EX-5.1 2 x5_1.htm

Exhibit 5.1

 


TROUTMAN SANDERS LLP

ATTORNEYS AT LAW

BANK OF AMERICA PLAZA

600 PEACHTREE STREET, N.E. - SUITE 5200

ATLANTA, GEORGIA 30308-2216

www.troutmansanders.com

TELEPHONE: 404-885-3000

 

April 7, 2006

 

Georgia Power Company

241 Ralph McGill Boulevard, N.E.

Atlanta, Georgia 30308-3374

 

Ladies and Gentlemen:

 

We have acted as counsel to Georgia Power Company (the “Company”) in connection with the Registration Statement on Form S-4 (Registration No. 333-130975), as amended by Amendment No. 1 to such Registration Statement (together, the “Registration Statement”), filed with the Securities and Exchange Commission (the “Commission”) under the Securities Act of 1933, as amended (the “Securities Act”), relating to the issuance of 1,800,000 shares of the 6 1/8% Series Class A Preferred Stock, Non-Cumulative, Par Value $25 Per Share of the Company (the “Shares”), in connection with the merger of Savannah Electric and Power Company (“Savannah Electric”) with and into the Company (the “Merger”), pursuant to the terms and conditions of that certain Agreement and Plan of Merger, dated as of December 13, 2005, by and between Savannah Electric and the Company (the “Merger Agreement”).

 

In rendering this opinion, we have examined (i) the Registration Statement, (ii) the Merger Agreement, (iii) copies of the form of Amended and Restated Charter of the Company and the form of Amendment to the Amended and Restated Charter of the Company to be filed with the Georgia Secretary of State pursuant to the Merger Agreement prior to the effective time of the Merger, which include the terms of the Shares, and (iv) such other records, agreements, instruments and other documents as we have deemed relevant to this opinion, and we have made such other investigations as we have deemed necessary.

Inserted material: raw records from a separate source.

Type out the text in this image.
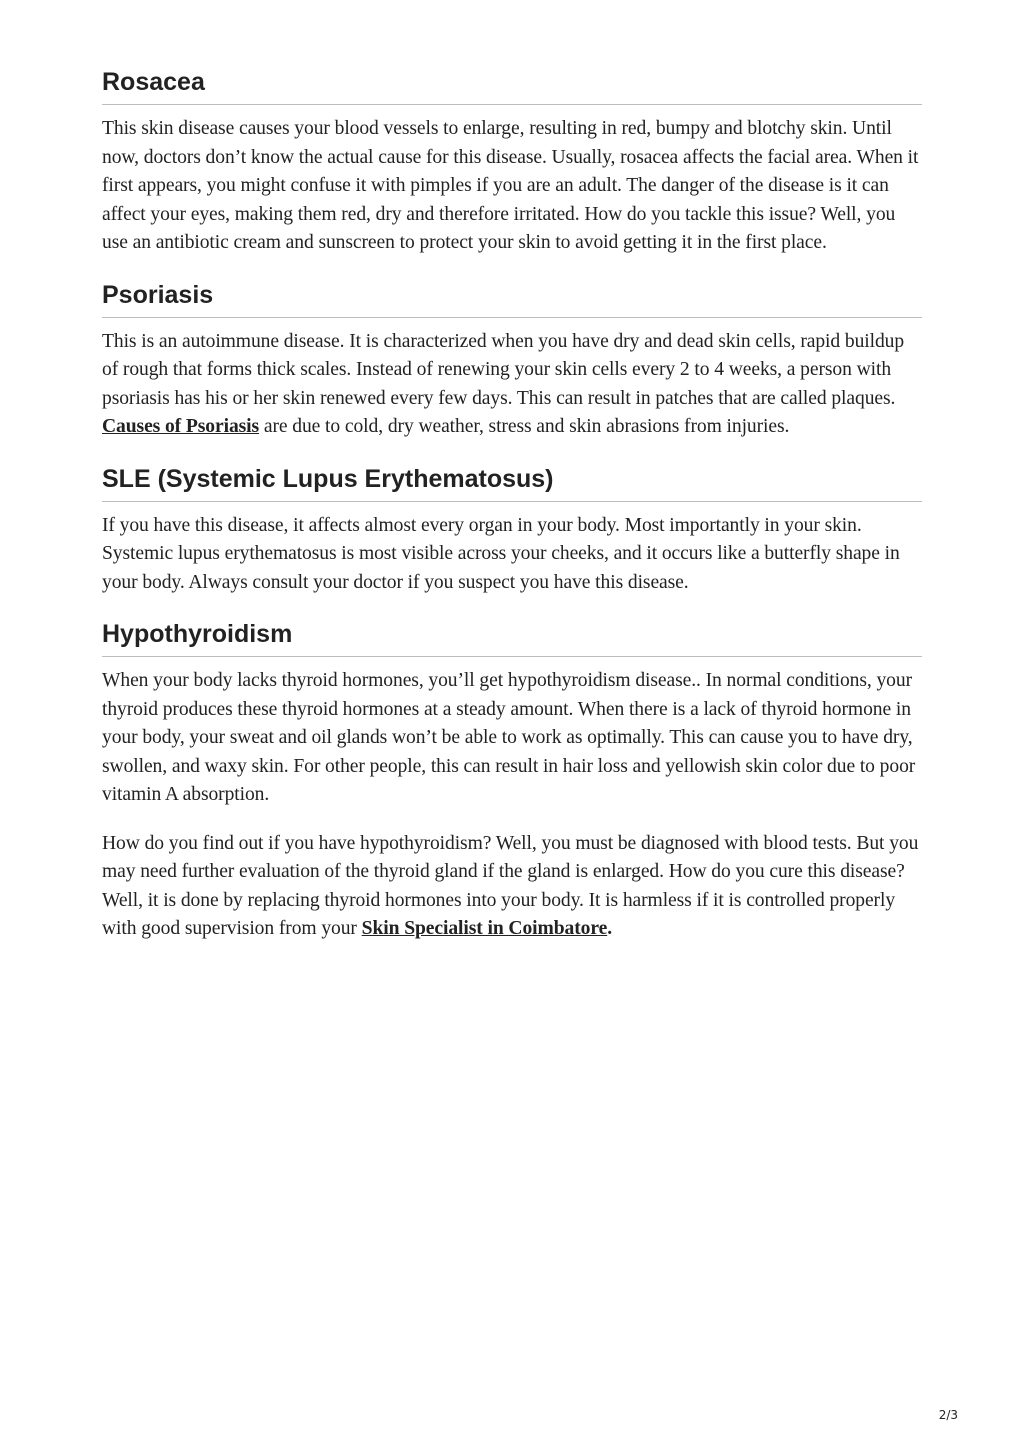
Rosacea

This skin disease causes your blood vessels to enlarge, resulting in red, bumpy and blotchy skin. Until now, doctors don’t know the actual cause for this disease. Usually, rosacea affects the facial area. When it first appears, you might confuse it with pimples if you are an adult. The danger of the disease is it can affect your eyes, making them red, dry and therefore irritated. How do you tackle this issue? Well, you use an antibiotic cream and sunscreen to protect your skin to avoid getting it in the first place.

Psoriasis

This is an autoimmune disease. It is characterized when you have dry and dead skin cells, rapid buildup of rough that forms thick scales. Instead of renewing your skin cells every 2 to 4 weeks, a person with psoriasis has his or her skin renewed every few days. This can result in patches that are called plaques. Causes of Psoriasis are due to cold, dry weather, stress and skin abrasions from injuries.

SLE (Systemic Lupus Erythematosus)

If you have this disease, it affects almost every organ in your body. Most importantly in your skin. Systemic lupus erythematosus is most visible across your cheeks, and it occurs like a butterfly shape in your body. Always consult your doctor if you suspect you have this disease.

Hypothyroidism

When your body lacks thyroid hormones, you’ll get hypothyroidism disease.. In normal conditions, your thyroid produces these thyroid hormones at a steady amount. When there is a lack of thyroid hormone in your body, your sweat and oil glands won’t be able to work as optimally. This can cause you to have dry, swollen, and waxy skin. For other people, this can result in hair loss and yellowish skin color due to poor vitamin A absorption.

How do you find out if you have hypothyroidism? Well, you must be diagnosed with blood tests. But you may need further evaluation of the thyroid gland if the gland is enlarged. How do you cure this disease? Well, it is done by replacing thyroid hormones into your body. It is harmless if it is controlled properly with good supervision from your Skin Specialist in Coimbatore.

2/3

As to questions of fact material to this opinion, we have relied upon certificates of public officials and of officers and representatives of the Company.

 

In rendering this opinion, we have assumed the genuineness of all signatures, the legal capacity of natural persons, the authenticity of all documents submitted to us as originals, the conformity to the original documents of all documents submitted to us as duplicates or certified conformed copies and the authenticity of the originals of such latter documents.

 

Based upon and subject to the foregoing, we are of the opinion that, assuming (i) the Merger shall have been consummated in accordance with the Merger Agreement and the applicable provisions of the Georgia Business Corporation Code, including the filing of the Amended and Restated Charter of the Company and the Amendment to the Amended and

 

ATLANTA • HONG KONG • LONDON • NEW YORK • NORFOLK • RALEIGH • RICHMOND • TYSONS CORNER • VIRGINIA BEACH • WASHINGTON, D.C.

 


TROUTMAN SANDERS LLP

ATTORNEYS AT LAW

 

 

Georgia Power Company

April 7, 2006

Page 2

 

 

Restated Charter of the Company prior to the effective time of the Merger, in substantially the form attached to the Merger Agreement, with the Georgia Secretary of State in accordance with the applicable provisions of the Georgia Business Corporation Code, (ii) the pertinent provisions of the Securities Act and the Securities Exchange Act of 1934, as amended, shall have been complied with, and (iii) the applicable provisions of securities or “blue sky” laws of various states shall have been complied with, when certificates evidencing the Shares have been duly executed, countersigned, registered, issued and delivered by the proper officers of the Company in compliance with the Merger Agreement, the Shares will be duly and validly issued and outstanding, fully paid and non-assessable shares of the Class A Preferred Stock of the Company.

 

We are members of the State Bar of Georgia and we do not express any opinion herein concerning any law other than the law of the State of Georgia and the federal law of the United States. This opinion is limited to the matters expressly opined on herein, and no opinion may be implied or inferred beyond those expressly stated. This opinion is rendered as of the date hereof, and we make no undertaking and expressly disclaim any duty to supplement or update such opinion, if, after the date hereof, facts or circumstances come to our attention or changes in the law occur which could affect such opinion.

 

We hereby consent to the filing of this opinion with the Commission as an exhibit to the Registration Statement and to the reference to this firm under the heading “Legal Matters” in the related proxy statement/prospectus. In giving this consent, we do not thereby admit that we come within the category of persons whose consent is required under Section 7 of the Securities Act or the rules and regulations of the Commission.